Thursday, 2 August 2018

home for a bit

it's lovely, being home for a bit, curling up with my lovely Kubbi-dog and having some contemplation time.

the School of Nomad Arts is quietly blossoming, I have three solo exhibitions lined up for next year and just four workshops left to teach this year (all of which need serious prep...new class projects, fresh poems to read, materials to source).

Next year's dance card is already full, too.  Plenty of time to sleep in the grave.

If you happen to be in Sydney this month, find my work in 'Local Colour' at the UNSW Galleries in Paddington.

If you are wandering further afield, perhaps to France, you'll find my work in a new iteration of 'Earth Matters' for the Biennale du Textile Contemporain in Oloron-Sainte-Marie

Thursday, 5 July 2018

raiding the ragbag and sorting the stash

It was such a joy sharing with students from all over the planet in my first-ever online class (the Alchemist's Apron)  that I found myself dreaming up another one.

I know so many lovely dyers who simply cannot resist putting another morsel in the dyepot...and then    build up great mountains of delicious samples that rarely, if ever, see the light of day again. Which set me thinking.

It's time, my darlings.

Time to raid the ragbag for beloved discards from which you can harvest, and to sort out your stash and get ready to join pieces together to make fabulous frocks that are unique to YOU.

The class is called Conscious Clothing.  I'm literally dancing with excitement in my armchair about sharing my dressmaking tricks with y'all and I can't wait to see the gorgeous dresses that will be growing in the hands of makers around the whirled.

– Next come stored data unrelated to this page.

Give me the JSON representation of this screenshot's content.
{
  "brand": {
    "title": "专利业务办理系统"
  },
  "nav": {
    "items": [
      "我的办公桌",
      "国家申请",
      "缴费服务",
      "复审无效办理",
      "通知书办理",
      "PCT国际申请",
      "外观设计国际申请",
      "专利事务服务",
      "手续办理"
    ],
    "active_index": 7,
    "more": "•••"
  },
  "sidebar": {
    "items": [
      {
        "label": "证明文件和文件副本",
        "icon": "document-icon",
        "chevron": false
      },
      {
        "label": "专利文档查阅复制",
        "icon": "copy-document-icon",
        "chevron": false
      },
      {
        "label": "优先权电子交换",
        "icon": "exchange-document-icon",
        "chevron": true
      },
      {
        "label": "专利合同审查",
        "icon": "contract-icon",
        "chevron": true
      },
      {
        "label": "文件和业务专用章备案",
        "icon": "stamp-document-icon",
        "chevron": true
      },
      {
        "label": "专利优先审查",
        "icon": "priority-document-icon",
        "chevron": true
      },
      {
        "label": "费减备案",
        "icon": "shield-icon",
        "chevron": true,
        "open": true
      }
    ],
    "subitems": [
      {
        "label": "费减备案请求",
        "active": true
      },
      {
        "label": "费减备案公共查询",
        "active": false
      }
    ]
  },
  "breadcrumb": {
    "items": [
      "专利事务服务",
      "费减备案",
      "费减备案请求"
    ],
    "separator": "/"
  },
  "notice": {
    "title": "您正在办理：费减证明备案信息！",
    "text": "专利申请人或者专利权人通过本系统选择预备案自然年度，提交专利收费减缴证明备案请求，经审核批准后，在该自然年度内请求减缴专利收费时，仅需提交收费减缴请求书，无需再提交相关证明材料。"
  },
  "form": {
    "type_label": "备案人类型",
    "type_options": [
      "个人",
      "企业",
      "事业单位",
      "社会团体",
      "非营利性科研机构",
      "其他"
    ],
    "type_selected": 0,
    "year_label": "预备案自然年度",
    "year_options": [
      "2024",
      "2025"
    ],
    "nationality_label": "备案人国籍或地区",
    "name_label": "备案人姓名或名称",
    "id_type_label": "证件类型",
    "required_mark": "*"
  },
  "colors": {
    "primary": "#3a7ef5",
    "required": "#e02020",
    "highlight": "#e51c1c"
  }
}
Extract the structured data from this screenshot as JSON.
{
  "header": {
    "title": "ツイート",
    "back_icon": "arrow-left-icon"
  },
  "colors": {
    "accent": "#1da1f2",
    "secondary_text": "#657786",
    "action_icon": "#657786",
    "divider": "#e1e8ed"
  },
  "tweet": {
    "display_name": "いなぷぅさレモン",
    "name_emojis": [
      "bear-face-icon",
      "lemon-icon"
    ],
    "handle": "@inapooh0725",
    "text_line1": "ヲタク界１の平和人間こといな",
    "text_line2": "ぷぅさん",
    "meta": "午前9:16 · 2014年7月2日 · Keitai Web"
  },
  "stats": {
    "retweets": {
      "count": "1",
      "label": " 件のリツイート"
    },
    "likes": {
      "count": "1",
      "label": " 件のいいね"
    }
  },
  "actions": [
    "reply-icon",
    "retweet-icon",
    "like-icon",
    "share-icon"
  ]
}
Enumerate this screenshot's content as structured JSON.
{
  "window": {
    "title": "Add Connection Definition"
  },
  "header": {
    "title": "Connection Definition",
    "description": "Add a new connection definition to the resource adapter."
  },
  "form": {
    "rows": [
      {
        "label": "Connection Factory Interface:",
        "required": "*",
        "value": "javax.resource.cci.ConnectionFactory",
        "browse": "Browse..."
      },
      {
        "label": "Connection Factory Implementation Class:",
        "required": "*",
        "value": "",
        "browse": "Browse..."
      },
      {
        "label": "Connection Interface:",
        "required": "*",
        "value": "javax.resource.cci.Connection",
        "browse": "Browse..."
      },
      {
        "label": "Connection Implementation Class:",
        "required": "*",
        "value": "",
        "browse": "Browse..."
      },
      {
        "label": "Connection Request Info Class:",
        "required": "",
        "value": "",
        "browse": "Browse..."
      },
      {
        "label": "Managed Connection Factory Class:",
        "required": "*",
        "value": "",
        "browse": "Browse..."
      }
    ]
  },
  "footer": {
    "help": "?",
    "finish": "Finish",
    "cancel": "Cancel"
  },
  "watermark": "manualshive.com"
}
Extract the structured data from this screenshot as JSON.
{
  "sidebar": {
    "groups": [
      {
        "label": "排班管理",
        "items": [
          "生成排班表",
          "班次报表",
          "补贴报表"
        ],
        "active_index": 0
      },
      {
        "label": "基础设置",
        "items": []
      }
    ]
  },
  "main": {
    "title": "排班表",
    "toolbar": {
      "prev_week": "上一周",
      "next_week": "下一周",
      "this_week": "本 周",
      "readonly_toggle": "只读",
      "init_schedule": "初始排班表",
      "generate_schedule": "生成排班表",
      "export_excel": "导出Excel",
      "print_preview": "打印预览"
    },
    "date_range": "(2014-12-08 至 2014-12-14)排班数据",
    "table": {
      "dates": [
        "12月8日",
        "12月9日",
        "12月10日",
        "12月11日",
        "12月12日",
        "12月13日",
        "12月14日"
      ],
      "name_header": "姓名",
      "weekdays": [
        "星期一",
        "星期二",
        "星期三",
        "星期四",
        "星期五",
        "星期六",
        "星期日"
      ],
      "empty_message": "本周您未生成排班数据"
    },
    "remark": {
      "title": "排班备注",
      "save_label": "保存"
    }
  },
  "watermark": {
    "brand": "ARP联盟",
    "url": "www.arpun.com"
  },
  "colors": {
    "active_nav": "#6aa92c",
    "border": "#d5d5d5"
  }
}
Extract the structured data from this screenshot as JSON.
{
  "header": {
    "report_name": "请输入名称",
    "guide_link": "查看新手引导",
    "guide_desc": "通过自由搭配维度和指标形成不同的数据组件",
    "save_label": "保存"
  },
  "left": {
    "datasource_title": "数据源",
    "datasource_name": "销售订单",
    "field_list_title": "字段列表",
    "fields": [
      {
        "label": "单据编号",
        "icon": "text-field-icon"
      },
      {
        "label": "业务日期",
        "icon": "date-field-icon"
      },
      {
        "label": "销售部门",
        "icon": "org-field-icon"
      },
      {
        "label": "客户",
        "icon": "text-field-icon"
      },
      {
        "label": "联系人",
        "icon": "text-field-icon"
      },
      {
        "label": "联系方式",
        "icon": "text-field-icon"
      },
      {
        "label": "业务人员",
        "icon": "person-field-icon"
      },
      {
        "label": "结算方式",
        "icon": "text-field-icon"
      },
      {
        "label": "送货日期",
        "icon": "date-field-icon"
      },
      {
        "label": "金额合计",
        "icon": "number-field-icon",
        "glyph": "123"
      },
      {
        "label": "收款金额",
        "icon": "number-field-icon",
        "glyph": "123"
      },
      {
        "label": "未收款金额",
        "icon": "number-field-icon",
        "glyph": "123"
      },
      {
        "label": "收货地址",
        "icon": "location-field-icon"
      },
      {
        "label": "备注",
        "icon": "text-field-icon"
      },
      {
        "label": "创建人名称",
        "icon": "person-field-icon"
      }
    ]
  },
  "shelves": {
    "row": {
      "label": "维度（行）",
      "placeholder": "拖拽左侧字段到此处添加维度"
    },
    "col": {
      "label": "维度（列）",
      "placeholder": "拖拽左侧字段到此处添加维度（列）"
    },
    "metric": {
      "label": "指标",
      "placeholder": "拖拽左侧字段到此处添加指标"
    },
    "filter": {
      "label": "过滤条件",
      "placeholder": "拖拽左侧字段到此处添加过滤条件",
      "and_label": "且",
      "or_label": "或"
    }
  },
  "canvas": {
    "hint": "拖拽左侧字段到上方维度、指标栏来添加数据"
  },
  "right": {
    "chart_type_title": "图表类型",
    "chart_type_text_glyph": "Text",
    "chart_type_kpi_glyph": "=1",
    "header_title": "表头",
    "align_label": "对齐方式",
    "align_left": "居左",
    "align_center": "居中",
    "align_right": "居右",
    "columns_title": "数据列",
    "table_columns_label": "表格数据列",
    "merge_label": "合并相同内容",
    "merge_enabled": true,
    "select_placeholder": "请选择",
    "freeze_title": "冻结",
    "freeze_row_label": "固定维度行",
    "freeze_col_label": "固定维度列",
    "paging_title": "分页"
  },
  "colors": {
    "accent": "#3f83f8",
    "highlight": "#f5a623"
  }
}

I've made the list of necessaries (and a wee video about dyeing while wandering) accessible to help you decide whether the class is for you. If you do dive in, the class is yours for life and there's also a Facebook sewing circle as extra support...the lovely thing is that you all bring so many skills to the table, and even though have a few reservations about FB, the fact remains that it is a very accessible means of connecting us all.

and as part of the first lesson, I've included a downloadable PDF of the wee pattern-cutting booklet I published (in a very limited edition of 100) some years ago. It contains the essence of how I make my clothes.